I want to iterate over the lines of a text in memory where the lines can end with LF, CR or CRLF, but not with LFCR. So, I wrote an iterator:
pub const LineIterator = struct {
buffer: []const u8,
index: usize = 0,
const Self = @This();
pub fn init(buffer: []const u8) Self {
return .{ .buffer = buffer };
}
pub fn next(self: *Self) ?[]const u8 {
if (self.index == self.buffer.len) return null;
const slice = self.buffer[self.index..];
const n = for (slice, 0..) |c, j| {
if (c == '\n' or c == '\r') break j;
} else {
self.index += slice.len;
return slice;
};
self.index += n + 1;
if (slice[n] == '\r' and slice.len > n+1 and slice[n+1] == '\n')
self.index += 1;
return slice[0..n];
}
};
What is the convention for init / deinit ?
Is it okay if my struct has an init but no deinit? Or should I rather replace init by a function outside of the struct ? (like e.g. std.mem.SplitIterator)
The question you want to ask is: what scenarios need to be supported?
If the LineIterator will always be used with a stack-allocated buffer, or if it’s always ok to create a buffer on the heap and then defer a free of the buffer, there’s no need for a separate deinit function.
But if you want LineIterator to work with a heap-allocated buffer, and you want to return LineIterators from a function, you’ll probably want both an init function which receives a number of bytes and an Allocator, and also a deinit which takes an Allocator and uses it to free the underlying buffer. It’s a bad habit to make calling sites keep track of what fields are pointing to heap memory and then free those fields manually. But again, if the buffer itself is always either an array on the stack, or exists as its own variable in scope which can be handler with defer free(buffer);, then there’s no compelling reason to have a deinit.
If the LineIterator might even end up somewhere where the original Allocator isn’t available, now you might start thinking in terms of having a LineIteratorUnmanaged, with a LineIterator which has a LineIteratorUnmanaged as a field, as well as a pointer to the Allocator which allocated the buffer. This doesn’t look to me like a data structure where that would be very helpful, but you might consider the middle ground with an init and deinit function, so that the LineIterator doesn’t have to be consumed in the same scope in which it’s created.
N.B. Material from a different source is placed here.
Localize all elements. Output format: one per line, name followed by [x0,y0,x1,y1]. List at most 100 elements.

I’m going to play bad-cop here a little bit and say that in general, iterators shouldn’t be in the business of allocating or managing memory. They should be focused on traversing through a data structure that handles memory itself that can spawn iterators to said memory.
That’s a reasonable meta, sure. I meant it more generally than that, as when one should or shouldn’t have a deinit function. I agree that it should be rare for an iterator to survive longer than the while loop that consumes it. And for this application it doesn’t make sense for the iterator to be doing allocation in any case, since the data is already going to exist.
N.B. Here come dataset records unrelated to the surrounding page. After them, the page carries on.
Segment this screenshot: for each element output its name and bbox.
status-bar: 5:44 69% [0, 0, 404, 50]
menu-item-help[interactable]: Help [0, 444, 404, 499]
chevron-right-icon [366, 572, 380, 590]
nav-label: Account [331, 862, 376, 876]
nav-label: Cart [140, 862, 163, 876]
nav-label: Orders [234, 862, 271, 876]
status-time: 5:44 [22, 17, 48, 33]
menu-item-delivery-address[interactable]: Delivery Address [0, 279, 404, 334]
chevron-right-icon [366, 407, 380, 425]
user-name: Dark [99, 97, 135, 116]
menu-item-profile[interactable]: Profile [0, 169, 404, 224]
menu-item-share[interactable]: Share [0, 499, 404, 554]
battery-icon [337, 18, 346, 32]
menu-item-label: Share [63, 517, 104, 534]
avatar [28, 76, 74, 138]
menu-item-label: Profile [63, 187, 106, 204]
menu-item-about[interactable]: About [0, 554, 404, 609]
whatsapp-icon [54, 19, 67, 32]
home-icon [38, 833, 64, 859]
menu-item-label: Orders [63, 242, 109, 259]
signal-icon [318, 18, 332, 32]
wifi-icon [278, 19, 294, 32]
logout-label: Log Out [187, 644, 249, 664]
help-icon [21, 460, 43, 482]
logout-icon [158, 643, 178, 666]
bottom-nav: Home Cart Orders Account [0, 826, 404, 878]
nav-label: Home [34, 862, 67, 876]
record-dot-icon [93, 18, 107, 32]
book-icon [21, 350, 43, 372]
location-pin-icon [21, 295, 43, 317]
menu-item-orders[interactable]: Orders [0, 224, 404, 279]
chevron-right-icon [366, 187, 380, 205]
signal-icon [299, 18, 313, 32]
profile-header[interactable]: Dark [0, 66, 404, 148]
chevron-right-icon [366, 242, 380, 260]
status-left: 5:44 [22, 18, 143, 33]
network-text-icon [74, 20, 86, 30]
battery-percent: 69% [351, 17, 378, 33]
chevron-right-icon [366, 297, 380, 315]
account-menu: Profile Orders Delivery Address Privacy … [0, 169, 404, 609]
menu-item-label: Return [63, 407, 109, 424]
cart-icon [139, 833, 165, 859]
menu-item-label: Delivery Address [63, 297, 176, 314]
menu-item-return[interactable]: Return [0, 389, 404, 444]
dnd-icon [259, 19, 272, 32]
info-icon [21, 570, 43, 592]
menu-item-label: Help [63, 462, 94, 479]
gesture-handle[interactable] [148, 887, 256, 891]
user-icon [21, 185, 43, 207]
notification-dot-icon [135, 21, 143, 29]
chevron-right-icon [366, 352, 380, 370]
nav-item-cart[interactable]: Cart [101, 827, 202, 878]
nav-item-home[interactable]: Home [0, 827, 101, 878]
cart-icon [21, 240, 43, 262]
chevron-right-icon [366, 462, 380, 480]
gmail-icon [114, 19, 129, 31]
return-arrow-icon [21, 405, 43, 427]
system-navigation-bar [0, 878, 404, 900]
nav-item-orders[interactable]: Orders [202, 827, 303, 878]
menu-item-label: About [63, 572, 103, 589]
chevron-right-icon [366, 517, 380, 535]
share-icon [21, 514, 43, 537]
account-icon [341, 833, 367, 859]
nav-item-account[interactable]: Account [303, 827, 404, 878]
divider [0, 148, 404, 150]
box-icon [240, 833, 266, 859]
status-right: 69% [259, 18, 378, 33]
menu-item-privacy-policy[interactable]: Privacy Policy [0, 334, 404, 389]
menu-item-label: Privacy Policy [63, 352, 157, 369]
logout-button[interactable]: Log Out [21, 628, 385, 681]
A follow-up observation: I wouldn’t call a []const u8.buffer, which generally means something which is going to temporarily hold data in a mutable way. Someone reading your code like, say, me, might mistake the purpose of that field on this basis. .text or .lines will make it clearer what’s going on.
I’d say that most structs which have a .buffer are going to want a way to free that buffer’s memory. But you’re right, an iterator shouldn’t (generally) be passed around between functions, or be responsible for the memory it’s traversing.
Thanks for your helpful replies. I understand that the buffer must not be freed or go out of scope as long as the iterator is used, or or even any of the lines it returned.
I think this also applies to the std.mem.SplitIterator which I tried to use first:
const text = "a\nb\n";
var iter1 = std.mem.splitAny(u8, text: "\n\r");
var iter2 = std.mem.splitSequence(u8, text, "\r\n");
But I needed a combination of these two delimiter types.
The field is called .buffer bacause I used the code of SplitIterator as a “template”. But you @mnemnion are right, I will rename it to .text (for u8).
This is understandable, because the std.mem functions are type generic, so they need a generic word for the contiguous memory they operate on.
It would be a useful convention, I think, if .buffer always meant []T (including specific T, such as u8, when that makes sense) and .region for []const T.
But I don’t think it’s all that important. If we zoom out a bit and look at the whole standard library, many chunks of memory are starting life as a mutable, then being passed as constant to various functions, so a case could be made for using a consistent name for both.